MSNBC had already been in the news for weeks before Jones’ exit. The channel saw its ratings decline after Trump won the 2024 election (though executives there are quick to note that the ratings appear to have begun to rebound over the last couple weeks or so). And an announcement that Morning Joe hosts Joe Scarborough and Mika Brzezinski met with Trump at Mar-a-Lago bothered some viewers. Earlier in the year, the brief hiring and then firing of former RNC chair Ronna McDaniel sparked an on-air revolt from MSNBC talent, including Maddow.
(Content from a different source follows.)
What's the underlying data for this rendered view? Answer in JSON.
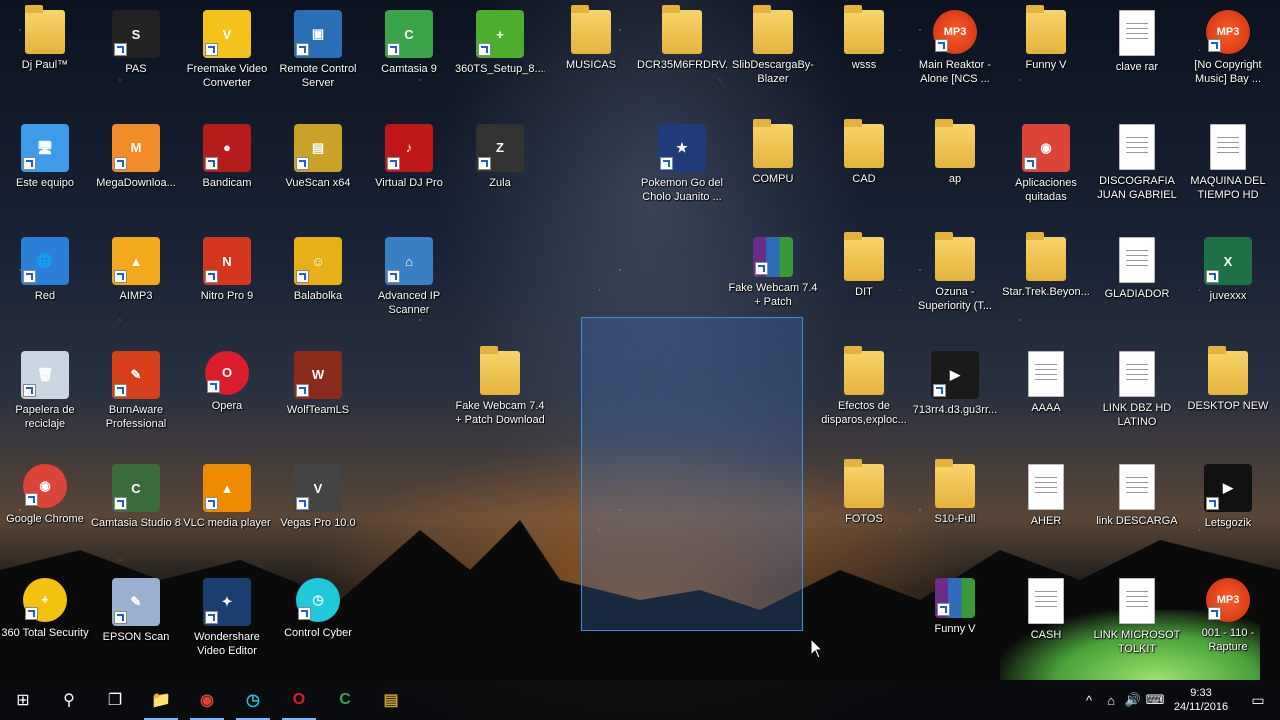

And staff at the channel had been dealing with the agita that comes along with a change in ownership, wondering what the spin off to SpinCo will mean. Would MSNBC lose its brand or identity? What would happen to the news hours? Where would it be based?
Lazarus sought to assuage some of those concerns in the Tuesday morning meeting.
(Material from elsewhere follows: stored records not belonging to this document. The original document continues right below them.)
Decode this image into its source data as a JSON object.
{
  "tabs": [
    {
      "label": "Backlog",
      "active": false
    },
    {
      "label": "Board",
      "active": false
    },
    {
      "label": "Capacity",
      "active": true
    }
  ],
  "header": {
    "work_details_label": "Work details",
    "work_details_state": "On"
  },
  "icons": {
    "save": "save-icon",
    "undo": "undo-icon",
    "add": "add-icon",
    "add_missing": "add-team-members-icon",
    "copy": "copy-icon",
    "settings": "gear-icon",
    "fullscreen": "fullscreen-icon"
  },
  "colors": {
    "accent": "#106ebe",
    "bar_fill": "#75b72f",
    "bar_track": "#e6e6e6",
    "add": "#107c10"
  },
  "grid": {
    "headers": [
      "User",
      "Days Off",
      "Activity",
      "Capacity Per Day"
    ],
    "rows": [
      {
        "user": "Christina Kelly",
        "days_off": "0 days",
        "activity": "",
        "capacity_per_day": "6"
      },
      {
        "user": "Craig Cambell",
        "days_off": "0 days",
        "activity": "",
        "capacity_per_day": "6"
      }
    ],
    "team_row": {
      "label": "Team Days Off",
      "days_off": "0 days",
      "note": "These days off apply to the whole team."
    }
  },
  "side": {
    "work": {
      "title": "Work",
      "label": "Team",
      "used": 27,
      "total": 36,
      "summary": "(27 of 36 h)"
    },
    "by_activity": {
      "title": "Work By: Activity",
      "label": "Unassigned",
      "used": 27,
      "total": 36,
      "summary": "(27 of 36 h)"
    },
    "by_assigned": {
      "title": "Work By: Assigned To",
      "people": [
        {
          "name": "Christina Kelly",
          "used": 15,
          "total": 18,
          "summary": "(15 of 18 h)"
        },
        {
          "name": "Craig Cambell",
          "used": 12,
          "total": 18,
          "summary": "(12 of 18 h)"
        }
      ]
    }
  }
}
For starters, he reaffirmed that, yes, MSNBC will still be called MSNBC “for the foreseeable future.”
“I know there was some discussion with the MSNBC name, so you can take that off of your worry list on things,” he said.
And perhaps most significantly, he indicated that MSNBC’s strategy under Jones and Kutler was moving in the right direction. MSNBC has in recent years made an aggressive push into podcasts (many of them led or produced by Maddow), and more recently launched a live event business spearheaded by Luke Russert.
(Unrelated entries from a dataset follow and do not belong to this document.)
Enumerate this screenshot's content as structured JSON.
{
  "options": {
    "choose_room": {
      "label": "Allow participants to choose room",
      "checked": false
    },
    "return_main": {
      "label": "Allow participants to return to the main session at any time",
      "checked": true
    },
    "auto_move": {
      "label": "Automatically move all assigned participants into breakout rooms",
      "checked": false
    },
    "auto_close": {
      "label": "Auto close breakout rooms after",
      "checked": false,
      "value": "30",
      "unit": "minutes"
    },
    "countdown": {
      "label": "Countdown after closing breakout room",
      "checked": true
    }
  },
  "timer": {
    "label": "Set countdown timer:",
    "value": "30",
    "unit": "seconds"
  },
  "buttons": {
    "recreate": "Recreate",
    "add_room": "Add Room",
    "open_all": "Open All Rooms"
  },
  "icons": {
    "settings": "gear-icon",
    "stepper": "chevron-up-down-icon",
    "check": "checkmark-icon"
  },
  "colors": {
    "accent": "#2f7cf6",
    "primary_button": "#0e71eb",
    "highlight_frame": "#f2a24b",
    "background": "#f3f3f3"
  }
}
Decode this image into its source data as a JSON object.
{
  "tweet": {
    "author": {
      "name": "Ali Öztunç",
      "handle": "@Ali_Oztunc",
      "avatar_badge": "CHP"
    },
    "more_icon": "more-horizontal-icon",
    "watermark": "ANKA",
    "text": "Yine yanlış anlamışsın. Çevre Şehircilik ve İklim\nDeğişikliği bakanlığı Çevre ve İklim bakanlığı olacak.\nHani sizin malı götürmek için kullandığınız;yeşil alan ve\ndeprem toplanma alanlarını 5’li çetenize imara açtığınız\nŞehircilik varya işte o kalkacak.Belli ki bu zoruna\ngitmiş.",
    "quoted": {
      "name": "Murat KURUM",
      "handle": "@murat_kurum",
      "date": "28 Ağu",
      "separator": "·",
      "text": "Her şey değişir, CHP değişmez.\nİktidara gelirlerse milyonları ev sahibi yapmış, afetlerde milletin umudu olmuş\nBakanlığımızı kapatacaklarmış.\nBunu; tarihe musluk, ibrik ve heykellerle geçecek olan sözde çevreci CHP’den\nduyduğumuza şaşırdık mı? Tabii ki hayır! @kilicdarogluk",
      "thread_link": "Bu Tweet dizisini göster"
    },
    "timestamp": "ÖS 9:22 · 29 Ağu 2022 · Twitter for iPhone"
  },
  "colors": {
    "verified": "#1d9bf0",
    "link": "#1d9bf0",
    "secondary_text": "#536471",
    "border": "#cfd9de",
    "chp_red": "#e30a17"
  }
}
And it still holds sway among Democrats. Consider a booking coup: On Thursday evening, Lawrence O’Donnell will have an exit interview with President Biden, underscoring the channel’s relevance with the party power base.
“The only thing I’ll say is the worst thing any leader can do is change something that’s working just because they can,” Lazarus said. “So, if this is working, then there’s no reason to change it.”
And while some change is inevitable (he also told those in attendance that Jones “put us in a really strong position to move to the next evolution of what MSNBC is going to be”), there were clear indications that the ship was moving in the right direction.
Still, Jones’ departure and Kutler’s promotion come at a critical moment for MSNBC. Not only is the channel set to split from NBC News and forge a path as part of Lazarus’ SpinCo, but it is preparing to shake up its lineup for the early months of the Trump administration, what Jones is calling “a consequential next chapter in American politics.”
Maddow will return to hosting the 9 p.m. hour Monday-Friday, with Alex Wagner, who had been hosting the hour most nights, set to travel the country to report “on the impacts of Trump’s early policies and promises on the electorate.”
And in a sign that MSNBC under SpinCo will be investing, Kutler is working to hire a talent executive and newsgathering lead to help the channel continue to deliver news programming after the spin, with the future of that part of the business still unsettled for now.
“She has my backing to make whatever decisions she thinks helps us,” Lazarus told attendees of the meeting.
One source who has worked with Kutler described the executive as a sharp news producer with an eye for building digital news brands (she previously worked as an ep and executive at CNN), and inside MSNBC there was a sense of optimism about her elevation, even if she has an interim title for the time being.
2025 has the makings of a big year for MSNBC, one in which the channel will forge its identity under new leadership, at a time when the larger TV news landscape is straining under the weight of cord-cutting and putdowns from tech moguls and political power players.
So when Maddow speaks of a culture of respect, where executives take the flak on behalf of talent, it carries weight, and it comes at an important time.
“I want us all to try to hold that up, both to honor you, but because I think it makes us strong and resilient and here for the long run,” Maddow told Jones Tuesday morning.
That resilience will likely be needed over the next few years.